El regreso de las togas y los martillos
Hubo una época en la que Hollywood producía películas que hacían de la argumentación oral un auténtico arte, historias de complejidad variada y resultados diversos, pero siempre hiladas por la necesidad de un espectador dispuesto a armarse de paciencia y concentrar la atención auditiva en el seguimiento de la esgrima dialéctica. Así, convirtiendo palabras en dagas dispuestas a socavar la resistencia intelectual del rival, las películas de juicios se vinculan con las tradiciones más saludables del cine norteamericano, con 12 hombres en pugna y Anatomía de un asesinato como sus exponentes emblemáticos. Tradición saludable y tristemente perimida, ya que después de su esplendor en los ’90 y primeros años del 2000 (Cuestión de honor, La verdad desnuda, Tiempo de matar, Una acción civil, Tribunal en fuga y siguen las firmas) y la expansión a la televisión (La ley y el orden, Los practicantes, Boston Legal), el género entró en un franco declive irrumpido por excepciones cada vez más esporádicas, con la subvalorada Culpable o inocente (2011) como último ejemplar. Dicho esto, la buena nueva detrás de El juez es el regreso de las togas, los martillos, los abogados, los jurados y los denied a las pantallas nacionales, más no sea entreveradas en un dramón acerca del pasado irresuelto de los vínculos familiares y un somero homenaje a los impartidores de la ley.
El film de David Dobkin, el mismo de las comedias Los rompebodas y Si fueras yo, bien podría llamarse Agosto en el estrado. Como en la adaptación de la obra de Tracy Letts, el punto de partida para el pase de facturas es el reencuentro familiar a raíz de una pérdida, generada en este caso no por la desaparición abrupta del patriarca, sino por la muerte de la madre. Esta situación es la excusa perfecta para el regreso de ese próspero, exitoso y algo pedante abogado que es Hank Palmer (Robert Downey Jr.) a su pueblito natal. Allí quedaron sus dos hermanos y, claro, el padre y respetado juez de la comunidad (Robert Duvall a puro gruñido estilo Eastwood en Gran Torino). Los cuarenta minutos iniciales están dedicados al reencuentro del protagonista con su pasado (primera novia incluida), la puesta al día con sus hermanos (Vincent D’Onofrio y Jeremy Strong) y la exhibición de las primeras rispideces entre padre-hijo. La segunda parte arranca cuando el juez vuelve a casa con el auto destruido y el paragolpes pintarrajeado de sangre la misma noche en la que aparece un cadáver arrollado a la vera de la ruta. Para colmo, el letrado tenía algunos asuntos pendientes con el fallecido. Pero Estados Unidos es, según el film, un país justo y no hay reputación que valga, así que Palmer Sr. pasará un tiempo entre rejas. Salvo, claro, que consiga un buen abogado. Como Hank, por ejemplo, quien mientras comienza a bucear en el caso seguirá embarcado en la aventura de reencontrarse con el hombre que alguna vez fue.

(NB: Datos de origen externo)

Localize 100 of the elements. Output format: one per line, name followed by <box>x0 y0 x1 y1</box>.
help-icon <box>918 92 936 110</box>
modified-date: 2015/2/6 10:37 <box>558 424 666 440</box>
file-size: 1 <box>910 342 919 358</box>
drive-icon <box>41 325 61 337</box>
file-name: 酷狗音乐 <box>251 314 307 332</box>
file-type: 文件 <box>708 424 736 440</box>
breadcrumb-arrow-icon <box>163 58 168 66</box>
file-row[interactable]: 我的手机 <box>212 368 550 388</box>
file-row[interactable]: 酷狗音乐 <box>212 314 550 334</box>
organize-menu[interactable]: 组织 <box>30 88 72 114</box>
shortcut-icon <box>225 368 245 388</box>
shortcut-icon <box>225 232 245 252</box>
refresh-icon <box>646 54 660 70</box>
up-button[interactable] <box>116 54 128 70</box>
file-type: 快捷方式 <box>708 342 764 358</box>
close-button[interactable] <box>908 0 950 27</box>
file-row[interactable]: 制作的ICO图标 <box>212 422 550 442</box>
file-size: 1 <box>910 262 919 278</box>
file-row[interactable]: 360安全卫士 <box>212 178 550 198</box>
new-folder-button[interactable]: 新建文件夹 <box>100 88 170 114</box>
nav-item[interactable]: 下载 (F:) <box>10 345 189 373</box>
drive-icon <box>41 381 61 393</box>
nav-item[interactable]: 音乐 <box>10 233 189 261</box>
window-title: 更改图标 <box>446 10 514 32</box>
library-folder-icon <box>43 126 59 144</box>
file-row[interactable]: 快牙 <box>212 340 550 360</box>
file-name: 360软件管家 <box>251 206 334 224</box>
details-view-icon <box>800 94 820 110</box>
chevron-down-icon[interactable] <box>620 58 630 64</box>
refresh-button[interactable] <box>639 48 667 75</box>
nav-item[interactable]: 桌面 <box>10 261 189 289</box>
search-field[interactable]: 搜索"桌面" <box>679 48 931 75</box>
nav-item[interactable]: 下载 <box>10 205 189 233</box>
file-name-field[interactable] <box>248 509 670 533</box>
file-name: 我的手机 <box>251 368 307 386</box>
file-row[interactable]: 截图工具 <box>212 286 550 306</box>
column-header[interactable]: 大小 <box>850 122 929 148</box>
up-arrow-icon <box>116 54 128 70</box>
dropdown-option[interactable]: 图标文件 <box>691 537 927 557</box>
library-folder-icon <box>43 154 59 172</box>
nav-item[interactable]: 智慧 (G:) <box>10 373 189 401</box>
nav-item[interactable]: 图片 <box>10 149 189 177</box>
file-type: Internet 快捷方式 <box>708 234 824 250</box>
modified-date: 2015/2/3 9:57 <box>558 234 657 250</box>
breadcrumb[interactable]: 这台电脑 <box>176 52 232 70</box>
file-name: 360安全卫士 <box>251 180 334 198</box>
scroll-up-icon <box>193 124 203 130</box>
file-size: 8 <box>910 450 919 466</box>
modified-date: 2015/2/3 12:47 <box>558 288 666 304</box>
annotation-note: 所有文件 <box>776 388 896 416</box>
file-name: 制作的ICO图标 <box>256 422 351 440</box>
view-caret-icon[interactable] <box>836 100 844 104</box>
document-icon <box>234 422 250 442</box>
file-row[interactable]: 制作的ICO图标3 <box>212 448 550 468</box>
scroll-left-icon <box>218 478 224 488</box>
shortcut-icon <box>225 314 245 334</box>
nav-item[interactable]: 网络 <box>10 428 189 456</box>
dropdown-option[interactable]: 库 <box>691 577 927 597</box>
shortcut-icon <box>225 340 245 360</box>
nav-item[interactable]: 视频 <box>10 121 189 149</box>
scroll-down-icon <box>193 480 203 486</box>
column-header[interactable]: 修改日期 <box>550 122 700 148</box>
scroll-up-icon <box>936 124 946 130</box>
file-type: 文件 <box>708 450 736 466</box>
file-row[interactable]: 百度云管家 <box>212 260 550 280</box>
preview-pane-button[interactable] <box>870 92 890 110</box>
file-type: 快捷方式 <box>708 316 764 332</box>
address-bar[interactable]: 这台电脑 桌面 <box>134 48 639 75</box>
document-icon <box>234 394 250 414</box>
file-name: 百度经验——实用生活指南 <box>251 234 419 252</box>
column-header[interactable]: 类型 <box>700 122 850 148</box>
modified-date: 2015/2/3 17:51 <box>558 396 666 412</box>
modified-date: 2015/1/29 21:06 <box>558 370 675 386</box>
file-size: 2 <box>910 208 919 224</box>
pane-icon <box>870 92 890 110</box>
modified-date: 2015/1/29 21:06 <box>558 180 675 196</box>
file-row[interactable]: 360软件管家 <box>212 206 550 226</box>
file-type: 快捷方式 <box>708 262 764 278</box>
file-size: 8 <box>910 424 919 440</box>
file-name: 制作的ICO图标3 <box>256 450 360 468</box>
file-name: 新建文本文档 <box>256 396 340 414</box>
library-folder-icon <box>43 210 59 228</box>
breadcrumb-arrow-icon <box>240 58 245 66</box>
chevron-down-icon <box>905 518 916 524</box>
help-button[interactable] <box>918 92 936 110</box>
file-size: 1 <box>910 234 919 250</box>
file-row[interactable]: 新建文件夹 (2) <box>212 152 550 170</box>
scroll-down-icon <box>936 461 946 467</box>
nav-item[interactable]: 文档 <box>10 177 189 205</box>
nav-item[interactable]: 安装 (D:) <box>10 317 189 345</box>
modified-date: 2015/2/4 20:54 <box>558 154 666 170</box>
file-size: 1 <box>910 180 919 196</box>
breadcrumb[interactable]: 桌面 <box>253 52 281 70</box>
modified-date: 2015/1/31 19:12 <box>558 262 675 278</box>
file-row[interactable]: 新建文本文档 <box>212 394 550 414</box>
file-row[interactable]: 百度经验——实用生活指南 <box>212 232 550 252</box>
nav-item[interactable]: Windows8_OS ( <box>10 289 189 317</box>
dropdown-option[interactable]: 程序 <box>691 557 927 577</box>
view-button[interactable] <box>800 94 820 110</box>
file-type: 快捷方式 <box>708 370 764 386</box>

Con todas las cartas ya presentadas, El juez cocinará las diatribas familiares a fuego lento y previsible, entre fojas, estrategias y vericuetos legales ante el inminente juicio. Juicio cuya resolución es secundaria, ya que el centro es la contraposición de las visiones sobre el pasado y el presente personal de cada uno de los protagonistas, los fundamentos laborales y los secretos silenciados durante años. Que ambas vertientes convivan sin tirarse de los pelos e incluso con cierta armonía es producto de una narración hecha con oficio y soltura (otra vez Eastwood como referente, ahora como cineasta) y de un elenco lustroso y justísimo dispuesto a salvaguardar la integridad del film evitándole el golpe bajo y la lágrima fácil.